Fuzja Orlenu i Lotosu, a zwłaszcza sprzedaż części Rafinerii Gdańskiej, budzą coraz więcej wątpliwości. Aby zmierzyć się z ostatnimi zarzutami, Daniel Obajtek zamieścił w internecie nagranie z dłuższej wymiany zdań, jaką odbył z dziennikarzami. W rozmowie padają zarzut dotyczące tego, że reporterzy nie wiedzą co to "rafineria processingowa", że we Francji media nie atakują Saudyjczyków, a cała fuzja została zaakceptowana przez wszystkie służby, a nawet przez Komisję Europejską. Czy obrona jest skuteczna? Prześwietlamy ją krok po kroku.

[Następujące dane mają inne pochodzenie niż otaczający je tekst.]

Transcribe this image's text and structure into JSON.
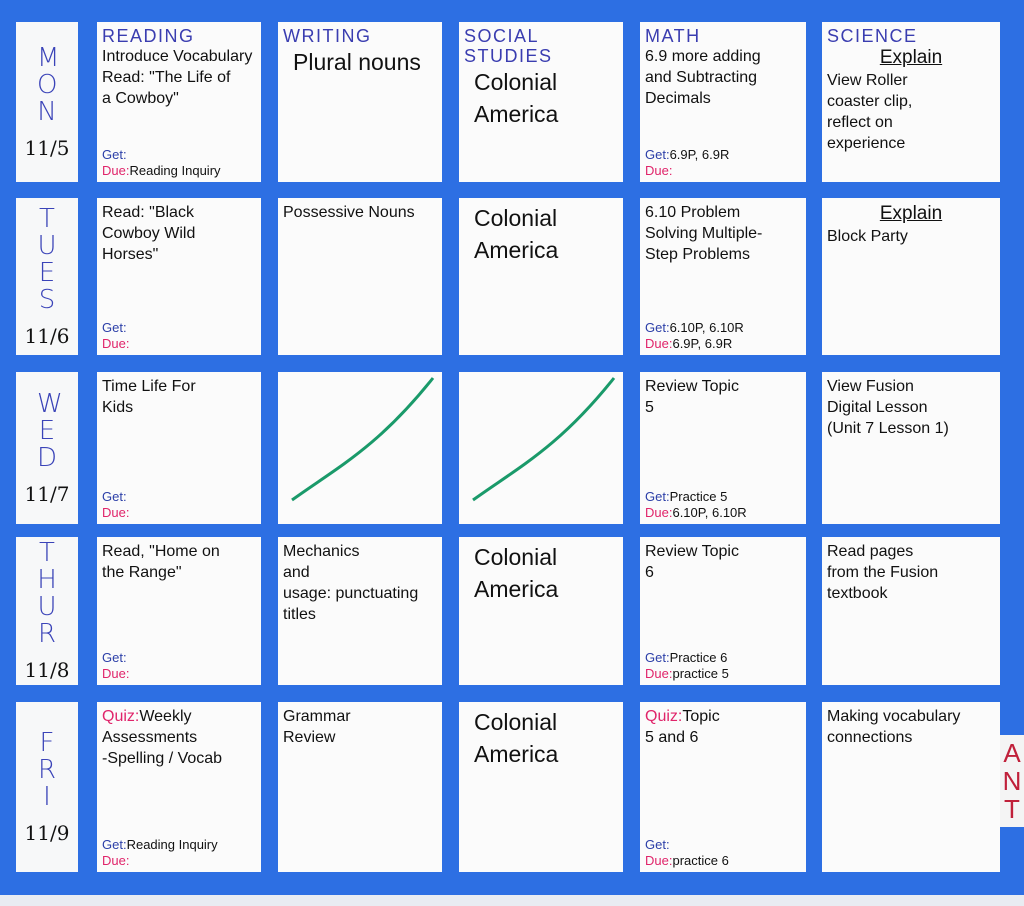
{
  "board_color": "#2d6fe3",
  "days": [
    {
      "label": "MON",
      "date": "11/5"
    },
    {
      "label": "TUES",
      "date": "11/6"
    },
    {
      "label": "WED",
      "date": "11/7"
    },
    {
      "label": "THUR",
      "date": "11/8"
    },
    {
      "label": "FRI",
      "date": "11/9"
    }
  ],
  "subjects": [
    "READING",
    "WRITING",
    "SOCIAL STUDIES",
    "MATH",
    "SCIENCE"
  ],
  "get_label": "Get:",
  "due_label": "Due:",
  "cells": [
    [
      {
        "text": "Introduce Vocabulary\nRead: \"The Life of\na Cowboy\"",
        "get": "",
        "due": "Reading Inquiry",
        "footer": true
      },
      {
        "text": "Plural nouns",
        "big": true
      },
      {
        "text": "Colonial\nAmerica",
        "big": true
      },
      {
        "text": "6.9 more adding\nand Subtracting\nDecimals",
        "get": "6.9P, 6.9R",
        "due": "",
        "footer": true
      },
      {
        "heading": "Explain",
        "text": "View Roller\ncoaster clip,\nreflect on\nexperience"
      }
    ],
    [
      {
        "text": "Read: \"Black\nCowboy Wild\nHorses\"",
        "get": "",
        "due": "",
        "footer": true
      },
      {
        "text": "Possessive Nouns"
      },
      {
        "text": "Colonial\nAmerica",
        "big": true
      },
      {
        "text": "6.10 Problem\nSolving Multiple-\nStep Problems",
        "get": "6.10P, 6.10R",
        "due": "6.9P, 6.9R",
        "footer": true
      },
      {
        "heading": "Explain",
        "text": "Block Party"
      }
    ],
    [
      {
        "text": "Time Life For\n       Kids",
        "get": "",
        "due": "",
        "footer": true
      },
      {
        "crossed": true
      },
      {
        "crossed": true
      },
      {
        "text": "Review Topic\n        5",
        "get": "Practice 5",
        "due": "6.10P, 6.10R",
        "footer": true
      },
      {
        "text": "View Fusion\nDigital Lesson\n(Unit 7 Lesson 1)"
      }
    ],
    [
      {
        "text": "Read, \"Home on\nthe Range\"",
        "get": "",
        "due": "",
        "footer": true
      },
      {
        "text": "Mechanics\n     and\nusage: punctuating\ntitles"
      },
      {
        "text": "Colonial\nAmerica",
        "big": true
      },
      {
        "text": "Review Topic\n        6",
        "get": "Practice 6",
        "due": "practice 5",
        "footer": true
      },
      {
        "text": "Read pages\nfrom the Fusion\ntextbook"
      }
    ],
    [
      {
        "quiz": "Quiz:",
        "text": "Weekly\nAssessments\n-Spelling / Vocab",
        "get": "Reading Inquiry",
        "due": "",
        "footer": true
      },
      {
        "text": "Grammar\nReview"
      },
      {
        "text": "Colonial\nAmerica",
        "big": true
      },
      {
        "quiz": "Quiz:",
        "text": "Topic\n   5 and 6",
        "get": "",
        "due": "practice 6",
        "footer": true
      },
      {
        "text": "Making vocabulary\nconnections"
      }
    ]
  ],
  "side_letters": "ANT",
  "line_color": "#1a9a6a"
}
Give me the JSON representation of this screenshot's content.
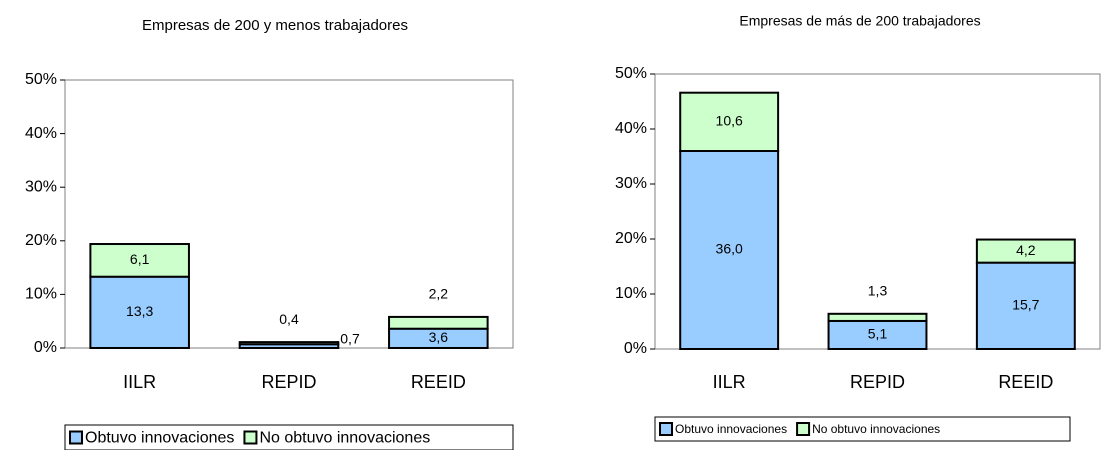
{
  "chart_data": [
    {
      "type": "bar",
      "stacked": true,
      "title": "Empresas de 200 y menos trabajadores",
      "categories": [
        "IILR",
        "REPID",
        "REEID"
      ],
      "series": [
        {
          "name": "Obtuvo innovaciones",
          "color": "#99ccff",
          "values": [
            13.3,
            0.7,
            3.6
          ],
          "value_labels": [
            "13,3",
            "0,7",
            "3,6"
          ]
        },
        {
          "name": "No obtuvo innovaciones",
          "color": "#ccffcc",
          "values": [
            6.1,
            0.4,
            2.2
          ],
          "value_labels": [
            "6,1",
            "0,4",
            "2,2"
          ]
        }
      ],
      "ylim": [
        0,
        50
      ],
      "yticks": [
        {
          "value": 0,
          "label": "0%"
        },
        {
          "value": 10,
          "label": "10%"
        },
        {
          "value": 20,
          "label": "20%"
        },
        {
          "value": 30,
          "label": "30%"
        },
        {
          "value": 40,
          "label": "40%"
        },
        {
          "value": 50,
          "label": "50%"
        }
      ],
      "legend": "bottom"
    },
    {
      "type": "bar",
      "stacked": true,
      "title": "Empresas de más de 200 trabajadores",
      "categories": [
        "IILR",
        "REPID",
        "REEID"
      ],
      "series": [
        {
          "name": "Obtuvo innovaciones",
          "color": "#99ccff",
          "values": [
            36.0,
            5.1,
            15.7
          ],
          "value_labels": [
            "36,0",
            "5,1",
            "15,7"
          ]
        },
        {
          "name": "No obtuvo innovaciones",
          "color": "#ccffcc",
          "values": [
            10.6,
            1.3,
            4.2
          ],
          "value_labels": [
            "10,6",
            "1,3",
            "4,2"
          ]
        }
      ],
      "ylim": [
        0,
        50
      ],
      "yticks": [
        {
          "value": 0,
          "label": "0%"
        },
        {
          "value": 10,
          "label": "10%"
        },
        {
          "value": 20,
          "label": "20%"
        },
        {
          "value": 30,
          "label": "30%"
        },
        {
          "value": 40,
          "label": "40%"
        },
        {
          "value": 50,
          "label": "50%"
        }
      ],
      "legend": "bottom"
    }
  ]
}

- "Pan nawet nie zna pojęcia, co to jest rafineria processingowa" – rzucił w kierunku reportera Daniel Obajtek
- Cytat zaczął żyć własnym życiem, ale zdaniem prezesa Orlenu, to wszystko manipulacja. Dlatego Orlen opublikował w mediach społecznościowych zapis wymiany zdań z dziennikarzami
- Daniel Obajtek broni się w znacznej mierze przez atak. Stwierdza na przykład, że dziennikarze "mogą działać na czyjeś zlecenie" i szkodzą polskim interesom
- Razem z ekspertami prześledziliśmy dokładnie wypowiedzi prezesa Obajtka z tego nagrania. Znawcy branży energetycznej komentują stwierdzenia szefa Orlenu i oceniają, czy jego obrona jest wiarygodna
- Więcej takich informacji znajdziesz na stronie głównej Onet.pl
Sprzedaż 30 proc. udziałów Saudi Aramco to budzący obecnie największe emocje element fuzji Orlenu i Lotosu. Zwłaszcza informacje Business Insidera z połowy listopada wywołały prawdziwą polityczną burzę. Wynikało z nich bowiem, że Saudyjczycy mogą sprzedać udziały w Rafinerii Gdańskiej. Ten wątek poruszony przez Bartka Godusławskiego szybko podchwycili inni dziennikarze, na przykład "Gazety Wyborczej". TVN24 dotarł z kolei do projektu umowy w tej sprawie, który według nich był dla polskiej strony skrajnie niekorzystny. Orlen odniósł się do zarzutów w opublikowanym w sieci filmiku. Nagranie jest zapisem de facto sprzeczki z reporterami, głównie tymi z TVN. Postanowiliśmy jednak szczegółowo prześwietlić linię obrony Obajtka – i skonfrontować ją z ekspertami.
Zobacz także: Daniel Obajtek atakuje dziennikarzy TVN. "Nie wierzycie Orlenowi"
Dokumenty z mediów to "świstek papieru" czy umowa?
Prezes Orlenu odnosi się do projektu umowy, który opisywał TVN. Projekt miał być bardzo niekorzystny z punktu widzenia naszych interesów. Jednak czy dokument stał się finalną umową? Dziennikarze TVN podkreślają, że nie wiedzą. Nie wyjaśnia tego i sam prezes Obajtek, ale po kolei.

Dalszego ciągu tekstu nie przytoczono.